While Canal+ has already invested €1.2 billion (almost R25 billion currently) to build a 45% stake in MultiChoice, he stressed that the company has not yet done proper due diligence and doesn't have enough information to make pronouncements about the business.
However, he highlighted that one of the big differences – "almost one of the only differences" – between Canal+ Plus and MultiChoice is that the SA group believes in diversification.
"We don't. We have chosen to focus the allocation of our resources on what we believe is our core business: distribution of content. And this is the focus. We're happy we're making [almost] half a billion euros in profits. We’re a profitable company."
Approach
Another difference is that while MultiChoice developed different platforms – like Showmax – for streaming, Canal+ offers the same package across different platforms, whether satellite television or internet streaming.
"So, if I show you the [Canal+] app now, it's the same content that I have on our set of [set-top] boxes."
"They've chosen to say: Okay, OTT [over-the-top, or online streaming] is a different market, different audience, different offer, different brand [like] Showmax. And we will address that market with Showmax. [Then] you may have a situation where Showmax is not supporting DSTV and actually may compete with DSTV. But again, I don't have enough information. Overall, I think DTH [direct-to-home, or satellite television] is an asset."
While internet streaming is the future - Canal+ and MultiChoice have been able to penetrate some African markets with affordable television via DTH, while Netflix could not offer those markets because of limited and expensive internet, he added.

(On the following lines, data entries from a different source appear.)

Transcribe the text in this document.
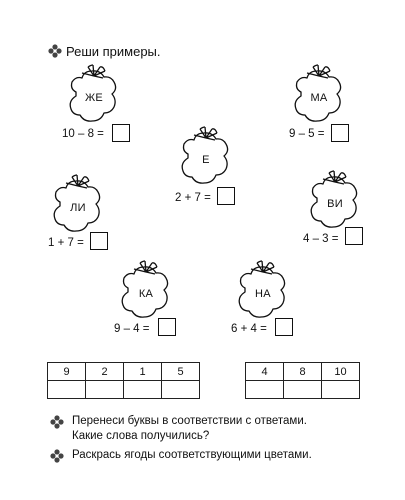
Реши примеры.
ЖЕ	МА
Е
ЛИ	ВИ
КА	НА
10 – 8 =	9 – 5 =
2 + 7 =
1 + 7 =	4 – 3 =
9 – 4 =	6 + 4 =
9	2	1	5
				4	8	10

Перенеси буквы в соответствии с ответами.
Какие слова получились?
Раскрась ягоды соответствующими цветами.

Saada was also careful to speculate about the future of MultiChoice brands such as DStv and Showmax, and whether they would be replaced by Canal+.
"But I can give you my intuition. My intuition is that they have built very, very strong brands. And these are assets," he said, adding:
One thing that won't change: DStv won't start offering a sports-only package, and it also won't allow customers to put their own channel packages together.
"Everyone who has tried this has failed," says Saada.
He added that it is true that only two things drive subscriptions. Discounts and sports. When there's a specific game that everyone wants to watch, Canal+ sees a spike of thousands of subscribers.
"[But] not one movie will drive subscriptions. Still, people who like sports, they like cinema. The opposite is not true."
Movies are seen as a prerequisite for subscribers. "And the economics work because you kind of amortise one over the other," says Saada.
Ambition
Apart from the MultiChoice deal in Africa, the group recently hiked its share in the Hong Kong-based streaming platform Viu to 30% - with the option of increasing it to 50%. Viu has some 15 million subscribers in Southeast Asia and the Middle East.
This will bring Saada closer to his ambition to make Canal+ one of the top five entertainment groups, with the US included. Netflix has 270 million subscribers, followed by Amazon Prime Video (200 million) and Disney (152 million).
Saada says the new, merged company will take a "very, very different approach" than the American companies by focusing on the highest quality local content.
"And it's not necessarily very difficult, but it needs resources. And once you reach a scale of 50 million subscribers, then you have the resources."
"Partners that know the business, know the country and can help us navigate through the country."
For the same reasons, in all African countries, all the top executive positions – including CEO and chief financial officer – at Canal+ businesses are from that country.
"We don't send people from Paris, expats, to run the businesses. It doesn't make any sense."